PROCEDURES Posaconazole was administered IV (3 mg/kg) and as an oral suspension (6 mg/kg) to dogs in a randomized crossover study. Blood samples were collected before (time 0) and for 48 hours after each dose. In an additional experiment, 5 of the dogs received posaconazole delayed-release tablets (mean dose, 6.9 mg/kg); blood samples were collected for 96 hours. Plasma concentrations were analyzed with high-performance liquid chromatography.

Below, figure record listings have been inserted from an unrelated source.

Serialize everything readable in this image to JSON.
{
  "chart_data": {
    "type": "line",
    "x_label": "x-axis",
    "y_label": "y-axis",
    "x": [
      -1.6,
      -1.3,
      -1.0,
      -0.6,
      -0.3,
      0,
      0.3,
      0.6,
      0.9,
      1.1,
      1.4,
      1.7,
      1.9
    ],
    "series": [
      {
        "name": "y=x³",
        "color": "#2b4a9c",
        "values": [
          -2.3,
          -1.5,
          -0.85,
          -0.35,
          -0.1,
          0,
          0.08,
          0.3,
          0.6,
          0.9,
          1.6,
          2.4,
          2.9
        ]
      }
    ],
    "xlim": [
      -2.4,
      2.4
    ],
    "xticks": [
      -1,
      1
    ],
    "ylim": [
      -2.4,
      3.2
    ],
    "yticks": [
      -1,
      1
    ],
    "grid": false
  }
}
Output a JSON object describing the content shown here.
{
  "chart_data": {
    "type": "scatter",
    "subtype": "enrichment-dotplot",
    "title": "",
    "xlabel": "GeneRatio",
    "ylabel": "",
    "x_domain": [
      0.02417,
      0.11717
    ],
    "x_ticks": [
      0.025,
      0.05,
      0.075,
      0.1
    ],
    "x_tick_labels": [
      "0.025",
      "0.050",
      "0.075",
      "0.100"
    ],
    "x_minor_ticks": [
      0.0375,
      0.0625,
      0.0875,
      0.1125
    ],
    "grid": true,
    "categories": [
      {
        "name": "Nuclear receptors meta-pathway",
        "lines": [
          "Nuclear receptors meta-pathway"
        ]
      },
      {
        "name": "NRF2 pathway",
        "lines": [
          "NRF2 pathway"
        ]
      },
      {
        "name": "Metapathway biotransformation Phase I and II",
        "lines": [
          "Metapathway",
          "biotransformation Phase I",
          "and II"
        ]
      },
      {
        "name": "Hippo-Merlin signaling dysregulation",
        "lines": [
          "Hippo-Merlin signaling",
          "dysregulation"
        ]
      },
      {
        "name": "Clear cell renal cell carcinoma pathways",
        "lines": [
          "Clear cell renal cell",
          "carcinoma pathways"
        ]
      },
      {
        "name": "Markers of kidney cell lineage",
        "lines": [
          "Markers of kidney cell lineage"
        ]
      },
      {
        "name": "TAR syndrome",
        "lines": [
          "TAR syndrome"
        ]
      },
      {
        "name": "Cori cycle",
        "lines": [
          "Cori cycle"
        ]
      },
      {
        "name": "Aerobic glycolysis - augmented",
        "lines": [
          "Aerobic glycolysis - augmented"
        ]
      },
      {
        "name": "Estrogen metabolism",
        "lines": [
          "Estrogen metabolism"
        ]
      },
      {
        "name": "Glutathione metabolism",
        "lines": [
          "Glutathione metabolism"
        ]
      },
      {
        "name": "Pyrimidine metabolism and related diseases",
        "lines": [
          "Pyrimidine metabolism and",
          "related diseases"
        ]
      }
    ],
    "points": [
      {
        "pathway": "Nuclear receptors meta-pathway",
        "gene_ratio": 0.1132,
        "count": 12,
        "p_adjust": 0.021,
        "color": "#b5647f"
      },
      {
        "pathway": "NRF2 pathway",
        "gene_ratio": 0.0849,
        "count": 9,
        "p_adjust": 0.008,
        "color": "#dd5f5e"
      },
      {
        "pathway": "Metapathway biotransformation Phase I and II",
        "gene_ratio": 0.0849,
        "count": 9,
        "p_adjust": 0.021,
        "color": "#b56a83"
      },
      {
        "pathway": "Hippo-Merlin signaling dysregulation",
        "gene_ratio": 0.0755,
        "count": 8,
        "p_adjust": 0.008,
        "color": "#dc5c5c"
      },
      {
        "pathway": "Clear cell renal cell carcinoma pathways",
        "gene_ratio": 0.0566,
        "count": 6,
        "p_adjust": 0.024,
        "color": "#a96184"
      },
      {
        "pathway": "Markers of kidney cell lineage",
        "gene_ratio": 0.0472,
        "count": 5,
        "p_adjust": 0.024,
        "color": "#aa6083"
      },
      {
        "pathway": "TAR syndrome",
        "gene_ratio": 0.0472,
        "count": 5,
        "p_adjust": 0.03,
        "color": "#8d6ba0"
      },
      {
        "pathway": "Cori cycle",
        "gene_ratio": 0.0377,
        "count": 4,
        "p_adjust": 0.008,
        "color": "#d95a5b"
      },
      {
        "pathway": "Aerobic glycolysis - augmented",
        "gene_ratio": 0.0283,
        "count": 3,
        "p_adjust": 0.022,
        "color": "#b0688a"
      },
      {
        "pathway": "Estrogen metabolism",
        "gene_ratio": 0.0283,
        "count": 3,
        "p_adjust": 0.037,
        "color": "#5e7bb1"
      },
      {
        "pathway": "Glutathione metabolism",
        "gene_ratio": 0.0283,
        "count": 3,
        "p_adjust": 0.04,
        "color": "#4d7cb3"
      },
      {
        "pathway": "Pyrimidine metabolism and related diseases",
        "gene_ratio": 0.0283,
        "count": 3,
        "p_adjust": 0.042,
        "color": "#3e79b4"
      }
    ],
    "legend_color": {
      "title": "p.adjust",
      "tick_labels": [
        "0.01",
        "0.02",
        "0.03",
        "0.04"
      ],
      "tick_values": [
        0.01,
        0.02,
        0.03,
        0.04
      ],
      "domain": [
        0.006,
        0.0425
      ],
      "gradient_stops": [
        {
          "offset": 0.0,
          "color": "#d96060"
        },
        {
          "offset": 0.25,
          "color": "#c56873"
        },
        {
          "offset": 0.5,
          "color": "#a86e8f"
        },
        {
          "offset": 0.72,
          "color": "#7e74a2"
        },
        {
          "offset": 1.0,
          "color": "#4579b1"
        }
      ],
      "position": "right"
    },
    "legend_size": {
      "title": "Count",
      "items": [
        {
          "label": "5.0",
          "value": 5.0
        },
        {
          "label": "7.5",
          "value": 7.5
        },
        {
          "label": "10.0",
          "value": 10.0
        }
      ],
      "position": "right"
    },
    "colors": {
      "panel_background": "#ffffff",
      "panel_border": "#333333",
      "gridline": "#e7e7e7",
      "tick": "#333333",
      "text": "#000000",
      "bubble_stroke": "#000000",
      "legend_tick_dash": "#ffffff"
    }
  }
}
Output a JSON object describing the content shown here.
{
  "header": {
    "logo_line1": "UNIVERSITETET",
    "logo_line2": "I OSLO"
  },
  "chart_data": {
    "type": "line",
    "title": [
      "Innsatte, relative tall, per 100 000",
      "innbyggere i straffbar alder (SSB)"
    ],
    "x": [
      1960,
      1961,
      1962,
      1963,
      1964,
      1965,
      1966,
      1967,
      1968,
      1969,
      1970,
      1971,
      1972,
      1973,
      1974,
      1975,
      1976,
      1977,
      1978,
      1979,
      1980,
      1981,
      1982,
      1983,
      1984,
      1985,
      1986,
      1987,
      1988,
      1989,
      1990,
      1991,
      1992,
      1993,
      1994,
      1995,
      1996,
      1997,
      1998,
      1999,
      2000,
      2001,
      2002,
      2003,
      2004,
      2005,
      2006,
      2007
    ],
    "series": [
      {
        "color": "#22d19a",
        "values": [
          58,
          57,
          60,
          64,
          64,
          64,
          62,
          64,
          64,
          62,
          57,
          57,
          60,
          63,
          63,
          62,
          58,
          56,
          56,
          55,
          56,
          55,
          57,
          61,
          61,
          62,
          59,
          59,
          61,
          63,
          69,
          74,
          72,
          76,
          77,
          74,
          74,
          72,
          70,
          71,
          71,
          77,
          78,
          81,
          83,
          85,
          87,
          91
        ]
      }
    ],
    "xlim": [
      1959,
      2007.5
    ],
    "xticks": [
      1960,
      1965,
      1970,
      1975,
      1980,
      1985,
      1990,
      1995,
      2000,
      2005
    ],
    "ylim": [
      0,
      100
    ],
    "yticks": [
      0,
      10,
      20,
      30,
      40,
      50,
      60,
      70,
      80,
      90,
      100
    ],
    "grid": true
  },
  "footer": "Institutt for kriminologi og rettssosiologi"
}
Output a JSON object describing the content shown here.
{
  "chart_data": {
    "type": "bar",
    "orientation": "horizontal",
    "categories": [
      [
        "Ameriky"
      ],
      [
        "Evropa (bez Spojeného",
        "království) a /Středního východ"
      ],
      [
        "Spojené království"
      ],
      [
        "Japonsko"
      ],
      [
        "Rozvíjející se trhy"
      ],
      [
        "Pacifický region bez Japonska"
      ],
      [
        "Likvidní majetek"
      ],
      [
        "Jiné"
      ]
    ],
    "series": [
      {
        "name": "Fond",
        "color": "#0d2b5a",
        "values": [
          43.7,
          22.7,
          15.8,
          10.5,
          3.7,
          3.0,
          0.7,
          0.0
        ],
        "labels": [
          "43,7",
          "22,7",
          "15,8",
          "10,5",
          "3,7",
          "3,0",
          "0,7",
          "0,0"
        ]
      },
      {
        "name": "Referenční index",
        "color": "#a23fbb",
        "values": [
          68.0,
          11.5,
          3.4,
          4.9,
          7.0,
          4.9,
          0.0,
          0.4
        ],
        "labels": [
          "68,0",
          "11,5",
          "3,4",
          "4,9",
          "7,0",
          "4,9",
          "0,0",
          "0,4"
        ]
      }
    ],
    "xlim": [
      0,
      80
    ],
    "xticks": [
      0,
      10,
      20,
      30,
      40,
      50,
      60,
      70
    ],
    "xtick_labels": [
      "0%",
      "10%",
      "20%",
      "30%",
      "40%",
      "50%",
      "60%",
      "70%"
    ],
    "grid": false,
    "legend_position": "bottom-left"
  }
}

RESULTS IV solution terminal half-life (t1/2) was 29 hours (coefficient of variation [CV], 23%). Clearance and volume of distribution were 78 mL/h/kg (CV, 59%) and 3.3 L/kg (CV, 38%), respectively. Oral suspension t1/2 was 24 hours (CV, 42%). Maximum plasma concentration (Cmax) of 0.42 μg/mL (CV, 56%) was obtained at 7.7 hours (CV, 92%). Mean bioavailability was 26% (range, 7.8% to 160%). Delayed-release tablet t1/2 was 42 hours (CV, 25%), with a Cmax of 1.8 μg/mL (CV, 44%) at 9.5 hours (CV, 85%). Mean bioavailability of tablets was 159% (range, 85% to 500%). Bioavailability of delayed-release tablets was 497% (range, 140% to 1,800%) relative to that of the oral suspension.

CONCLUSIONS AND CLINICAL RELEVANCE Absorption of posaconazole oral suspension in dogs was variable. Absorption of the delayed-release tablets was greater than absorption of the oral suspension, with a longer t1/2 that may favor its clinical use in dogs. Administration of delayed-release tablets at a dosage of 5 mg/kg every other day can be considered for future studies.